Have you considered what you’ll do with your spare time in the New Year? How about volunteering? There are so many ways we can step up.
AmeriCorps Seniors — americorps.gov/serve/americorps-seniors — provides opportunities to over 200,000 seniors every year to go into the community and give back. If there’s an interest, there’s likely a place that needs help.
The Foster Grandparent Program hooks up seniors and children ranging from premature babies all the way to young teenage mothers.
In the Seniors RSVP Program, seniors are matched with organizations that help others in the community.
The Senior Companion Program pairs a volunteer with another senior who needs help with daily living activities.
What do we seniors get out of volunteering? We gain new skills or improve the ones we already have as we share our experience. We can earn a small stipend.
We can lessen our isolation and feelings of loneliness as we interact with others. And we experience better health, including mental health with a decrease in anxiety and depression.
The only eligibility requirement is that volunteers must be age 55 and older.

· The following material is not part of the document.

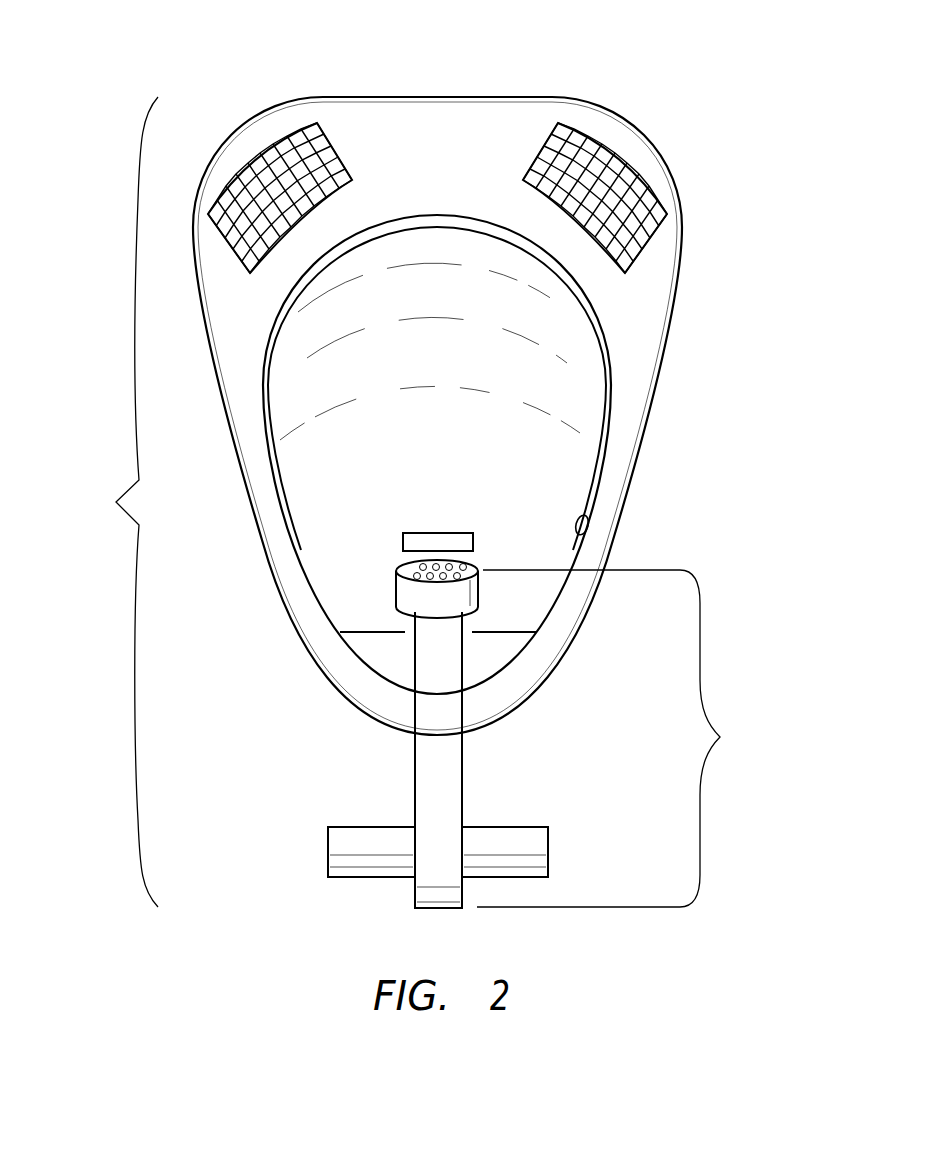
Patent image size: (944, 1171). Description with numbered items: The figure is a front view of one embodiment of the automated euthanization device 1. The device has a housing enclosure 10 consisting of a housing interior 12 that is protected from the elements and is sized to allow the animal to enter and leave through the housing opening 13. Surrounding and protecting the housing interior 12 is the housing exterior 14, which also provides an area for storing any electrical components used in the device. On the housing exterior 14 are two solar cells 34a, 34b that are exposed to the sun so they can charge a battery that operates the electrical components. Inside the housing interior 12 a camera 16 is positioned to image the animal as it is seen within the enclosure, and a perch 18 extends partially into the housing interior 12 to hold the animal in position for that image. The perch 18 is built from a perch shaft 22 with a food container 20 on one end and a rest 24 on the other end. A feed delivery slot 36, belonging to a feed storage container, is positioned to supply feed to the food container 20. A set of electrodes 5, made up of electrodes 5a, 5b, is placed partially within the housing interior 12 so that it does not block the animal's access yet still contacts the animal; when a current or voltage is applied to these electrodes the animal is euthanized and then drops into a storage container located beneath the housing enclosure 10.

If you’re interested in exploring volunteering opportunities, go online to the AmeriCorps website and click on the Pathfinder. Put your state or area of interest in the search box.
You’ll be shown lists of agencies that can use your volunteer help, as well as the email contact and website for those agencies.
You might end up teaching a child to read, or volunteering as an aide in a kindergarten class. You might help another senior with tasks he or she can no longer do, such as laundry or writing letters to family.
You could work behind the counter at a recreation center signing out basketballs. You might sort vegetables in a food bank. The opportunities are nearly endless.
If you need inspiration, look at the National Service Reports at americorps.gov/about/our-impact/national-service-reports for your state to see what others have been doing.